My mom has stage three lung cancer. She is 58 years old and has always been in pretty good health. No mental history of illness; Always a bit neurotic, but nothing that was an illness. During her diagnosis and treatment various things have progressed her into an almost schizophrenic like state. She was diagnosed at the end of January after a month long fever and quick thinking my her primary physician. Early in February she was scheduled to have an almost softball size tumor and
Part of her right lung removed. The surgery went very well. During follow up pet scans it appeared everything was taken out during surgery and it was successful. Although her left lung showed some tiny blips that were too small to biopsy. A course of chemotherapy was planned and she is now coming up to her last treatment in 4 days.
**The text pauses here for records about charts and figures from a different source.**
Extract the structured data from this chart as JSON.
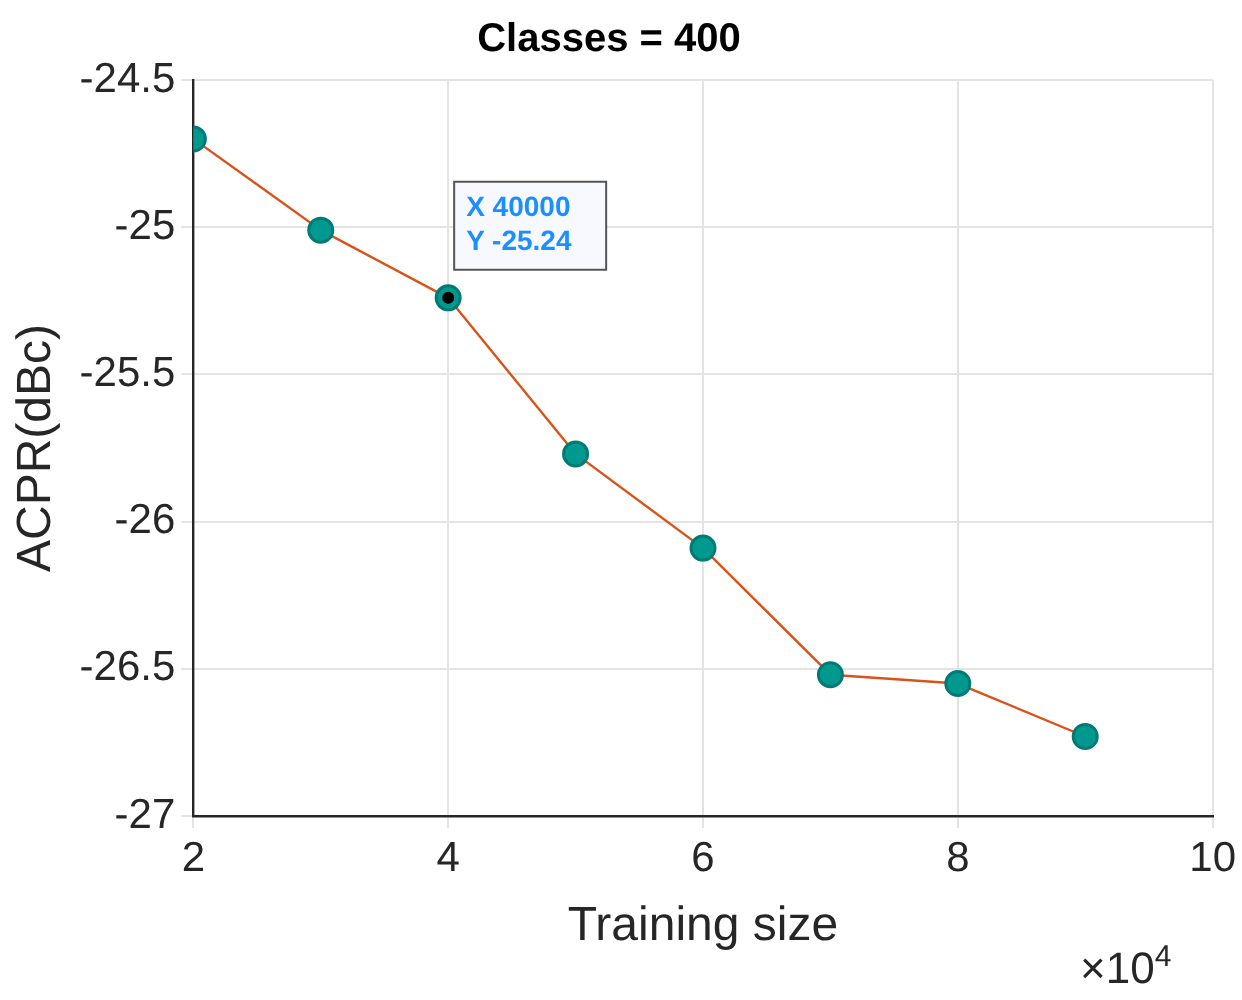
{
  "chart_data": {
    "type": "line",
    "title": "Classes = 400",
    "xlabel": "Training size",
    "ylabel": "ACPR(dBc)",
    "x": [
      2,
      3,
      4,
      5,
      6,
      7,
      8,
      9
    ],
    "series": [
      {
        "color": "#d95319",
        "colors": [
          "#00998f",
          "#00998f",
          "#00998f",
          "#00998f",
          "#00998f",
          "#00998f",
          "#00998f",
          "#00998f"
        ],
        "values": [
          -24.7,
          -25.01,
          -25.24,
          -25.77,
          -26.09,
          -26.52,
          -26.55,
          -26.73
        ]
      }
    ],
    "xlim": [
      2,
      10
    ],
    "xticks": [
      2,
      4,
      6,
      8,
      10
    ],
    "ylim": [
      -27,
      -24.5
    ],
    "yticks": [
      -27,
      -26.5,
      -26,
      -25.5,
      -25,
      -24.5
    ],
    "grid": true,
    "legend": false,
    "marker": "circle",
    "line_style": "solid",
    "annotations": [
      "×10$^{4}$",
      {
        "text": "X 40000",
        "x": 4,
        "y": -25.24
      },
      {
        "text": "Y -25.24",
        "x": 4,
        "y": -25.24
      }
    ]
  }
}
During this she had major anxiety going into the treatment. She tried to get medication for her anxiety but would take it for a few days and claim it was making her worse. She was developing insomnia especially after the successful surgery. Her thoughts have become more delusional throughout these past six months. She thinks that she is under a huge investigation at work over theft. (Which is 100% untrue Verified by her supervisor). She thinks Bc of this “they” are going to come search our home, confiscate all products that can be bought at her place of employment which can also be bought at any Walmart or pharmacy chain store. That she is going to be charged with everything that went missing from her store in the last 12 years. Mind u her every move at work is on camera and she
Wouldn’t even take a sip of water without paying for it first. That Bc she is getting charged with this my brother (who lives about 15 minutes away and is pretty successful) will
Lose his job and home. She believes her sister (who lives in another state will lose her job and her home too. She thinks that my daughter will be taken by authorities. She believes they will take every receipt and financial record from our home and every piece of mail. (She has always hoarded mail and just some stuff that we no longer use. Always attributed this to her growing up in foster care and not having many possessions. She believes if she speaks to the counselors at the hospital where she is having treatment that they will report what she says to her employer. That they are listening through the phone. That people are watching our house. We have spoke. To her cancer doctor. He told us to talk to her. Keep telling her truth. And when she comes in in the few days for last session we will try to convince her to seek help voluntarily. I don’t know what to do. Where to turn. Or if this is definitely bc of her diagnosis. I’m not sure if it isn’t something entirely different. Anyone have any insight for me???